Villers-Bretonneux is a village in France that maintains a strong and emotional connection with Australia. In World War I, Australian soldiers saved the village and the people of Villers-Bretonneux promised that they would always remember. More than 100 years later, they still hold that promise dear to their hearts.
To this day, the village of Villers-Bretonneux honours the memory of the Australian soldiers who fought, and died, in its defence. The villagers maintain a cemetery dedicated to the soldiers who died during the battle in 1918. A school was built in the village using funds donated by families in Victoria, Australia soon after the war. Many years later, the village returned this favour by donating money to help rebuild schools in Victoria after the terrible 2009 Black Saturday bushfires.
Loyalty, friendship, connection – all maintained for many decades between people in countries on opposite sides of the globe, most of whom weren’t even present during those terrible battles of the First World War.

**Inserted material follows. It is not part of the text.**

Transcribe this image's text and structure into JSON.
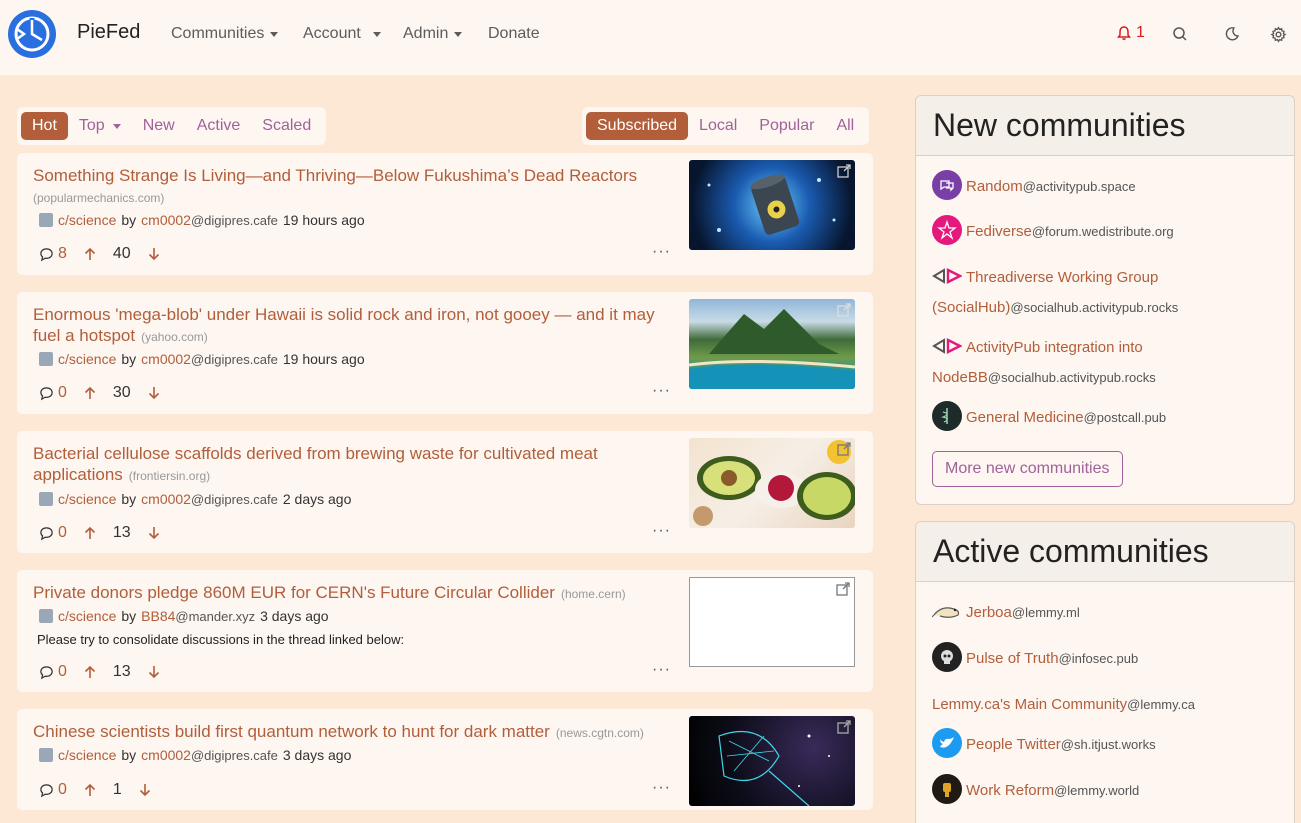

Inspired by the life of Nelson Ferguson, a soldier present at the battle of Villers-Bretonneux, a small section of the Melbourne Symphony Orchestra chose to visit the village during a tour of Europe. A band of 12 instrumentalists known as the Melbourne Villers Bretonneux Brass Ensemble organised to travel to the village to visit the graves of the soldiers and play music composed in their honour.
The story of their visit, the emotion and connection felt by both the musicians and the villagers, is shared in both English and French in this beautifully illustrated picture book. The background, the visit itself, the story of Nelson Ferguson’s life and the sense of connection between the people involved is incredibly touching and inspiring.
I cried reading The Promise and I imagine that it won’t matter how many times I read it, I will cry every time. This is a beautiful book sharing an important perspective on the impact of war through the generations. It is a story that will touch your heart.